Hatta Gandi şu sözleri ile tarihe geçecekti, ‘Türkler İngilizleri yenmeden önce Tanrıyı bile İngiliz zannederdim.’
Sadece Avrupa’da değil, Ortadoğu, Afrika, Asya’da İngiltere’nin işgal ettiği diğer bölgelerdi. Güneş batmayan ülke mantığını daha net bir şekilde anladığımıza göre, şimdi de yazımızın en can alıcı kısmına geçelim.
İngiltere tarafından sömürüldükleri halde sömürülmenin ne denli kötü bir durum olduğunu bilen devletler, bundan ders çıkarmak yerine aynısını yapmaya başladı. Filistin’i İşgal eden İngiltere 1946-48 yıllarından sonra İsrail’e aynı mantığı aşılamış oldu. İsrail, Hitler’in katliamlarından kaçırılarak Filistin’e getirildi. Getiren ülke ise İngiltere… Gemilerle Filistin’e getirilen Yahudiler uzun yıllar sürecek olan ateşi yakmaya başladı.
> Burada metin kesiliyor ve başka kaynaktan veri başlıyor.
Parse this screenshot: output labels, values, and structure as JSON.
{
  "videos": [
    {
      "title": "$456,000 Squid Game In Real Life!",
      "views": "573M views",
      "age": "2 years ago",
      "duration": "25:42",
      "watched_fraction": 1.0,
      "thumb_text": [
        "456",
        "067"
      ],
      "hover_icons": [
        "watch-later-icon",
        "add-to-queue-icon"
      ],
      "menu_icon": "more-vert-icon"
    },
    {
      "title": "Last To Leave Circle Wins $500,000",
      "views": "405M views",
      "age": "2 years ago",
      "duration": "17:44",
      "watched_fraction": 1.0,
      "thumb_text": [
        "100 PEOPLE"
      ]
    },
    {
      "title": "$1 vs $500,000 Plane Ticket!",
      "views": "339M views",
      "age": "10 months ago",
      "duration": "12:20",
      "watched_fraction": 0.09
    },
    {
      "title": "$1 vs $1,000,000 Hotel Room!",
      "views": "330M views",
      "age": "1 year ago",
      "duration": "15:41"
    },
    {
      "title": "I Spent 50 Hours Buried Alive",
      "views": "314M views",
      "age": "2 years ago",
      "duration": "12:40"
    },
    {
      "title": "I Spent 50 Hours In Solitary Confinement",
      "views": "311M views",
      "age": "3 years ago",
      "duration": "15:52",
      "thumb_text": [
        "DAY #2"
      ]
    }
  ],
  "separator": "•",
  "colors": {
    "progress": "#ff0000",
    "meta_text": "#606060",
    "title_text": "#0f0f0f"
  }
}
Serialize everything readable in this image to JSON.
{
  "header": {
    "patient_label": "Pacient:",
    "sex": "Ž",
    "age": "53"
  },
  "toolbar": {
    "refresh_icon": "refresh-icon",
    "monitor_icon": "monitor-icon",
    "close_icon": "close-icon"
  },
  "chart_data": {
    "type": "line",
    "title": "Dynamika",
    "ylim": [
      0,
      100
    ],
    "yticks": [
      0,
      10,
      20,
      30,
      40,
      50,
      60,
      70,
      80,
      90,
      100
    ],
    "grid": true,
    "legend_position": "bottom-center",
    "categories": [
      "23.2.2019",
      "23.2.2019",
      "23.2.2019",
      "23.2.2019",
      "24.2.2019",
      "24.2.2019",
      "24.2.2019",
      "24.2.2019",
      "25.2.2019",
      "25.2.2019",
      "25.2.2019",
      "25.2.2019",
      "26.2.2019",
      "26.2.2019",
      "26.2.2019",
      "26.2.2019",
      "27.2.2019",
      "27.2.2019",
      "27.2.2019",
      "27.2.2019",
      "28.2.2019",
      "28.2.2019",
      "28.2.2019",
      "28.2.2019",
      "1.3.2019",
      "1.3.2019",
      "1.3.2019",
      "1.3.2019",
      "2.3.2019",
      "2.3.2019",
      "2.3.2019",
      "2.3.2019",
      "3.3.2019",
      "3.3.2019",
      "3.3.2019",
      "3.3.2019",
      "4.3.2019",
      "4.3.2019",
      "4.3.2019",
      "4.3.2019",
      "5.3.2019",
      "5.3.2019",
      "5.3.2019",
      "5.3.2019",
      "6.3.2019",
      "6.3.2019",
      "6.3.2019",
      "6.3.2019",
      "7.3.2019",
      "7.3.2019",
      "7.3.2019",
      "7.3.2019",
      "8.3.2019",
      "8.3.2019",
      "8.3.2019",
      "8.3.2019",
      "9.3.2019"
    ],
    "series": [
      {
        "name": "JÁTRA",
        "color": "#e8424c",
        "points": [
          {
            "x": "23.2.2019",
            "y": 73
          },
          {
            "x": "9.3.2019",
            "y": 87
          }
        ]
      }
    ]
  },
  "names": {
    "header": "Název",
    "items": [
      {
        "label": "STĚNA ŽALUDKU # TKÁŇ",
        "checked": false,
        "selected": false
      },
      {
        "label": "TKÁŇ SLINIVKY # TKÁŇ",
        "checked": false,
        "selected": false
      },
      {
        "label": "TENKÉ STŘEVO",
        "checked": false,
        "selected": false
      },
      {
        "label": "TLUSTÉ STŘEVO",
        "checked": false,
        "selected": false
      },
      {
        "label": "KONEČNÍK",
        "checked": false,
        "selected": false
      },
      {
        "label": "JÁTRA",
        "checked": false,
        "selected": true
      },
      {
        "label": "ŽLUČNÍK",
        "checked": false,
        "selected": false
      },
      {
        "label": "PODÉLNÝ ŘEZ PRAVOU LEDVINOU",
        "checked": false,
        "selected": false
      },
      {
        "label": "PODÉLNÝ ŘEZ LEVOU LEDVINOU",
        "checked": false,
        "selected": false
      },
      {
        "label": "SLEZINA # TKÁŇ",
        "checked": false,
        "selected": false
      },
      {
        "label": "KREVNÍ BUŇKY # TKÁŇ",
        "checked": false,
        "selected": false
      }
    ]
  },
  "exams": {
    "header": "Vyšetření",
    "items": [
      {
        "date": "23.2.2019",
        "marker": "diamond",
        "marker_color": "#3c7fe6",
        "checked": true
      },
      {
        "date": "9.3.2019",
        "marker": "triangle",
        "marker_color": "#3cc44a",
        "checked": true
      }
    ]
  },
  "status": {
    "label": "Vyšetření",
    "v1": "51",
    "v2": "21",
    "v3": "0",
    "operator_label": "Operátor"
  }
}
Bu durum sadece o bölgede yaşanmıyordu,
Örneğin; Fransa binlerce kilometre uzağında olan Afrika’yı sömürge yapacak ve yüzbinlerce insanı katledecekti, Amerika, türlü bahanelerle Ortadoğu’nun kalbinde üstlerini kuracak, barış getiriyorum yalanı ile hakimiyetini oluşturacaktı.
Nitekim bugün Fransa, işgal ettiği Afrika ülkelerinin uyanışı karşısında baskı ve caydırıcı bir yöntem uyguluyor, İngilizler dünyanın birçok yerinde birinci dünya savaşı sonrası kurdurduğu ve desteklediği ülkelerde kontrolünü elinde tutmaya çalışıyor.
Bütün bunlar Avrupa’nın gerçek yüzünü göstermeye yetmedi.
Şimdi ise yıl 2024 ve,
İsrail 7 Ekim 2023 saldırısı ile birlikte Ortadoğu’da ciddi bir soykırıma imza attı. Geçmişin sömürülen devletleri, yeni dünyanın sömüren devletleri oldu. Geçmişte zulüm görenler, gördükleri zulümden ders çıkarmak yerine aynısını yapmaktan yana durdu.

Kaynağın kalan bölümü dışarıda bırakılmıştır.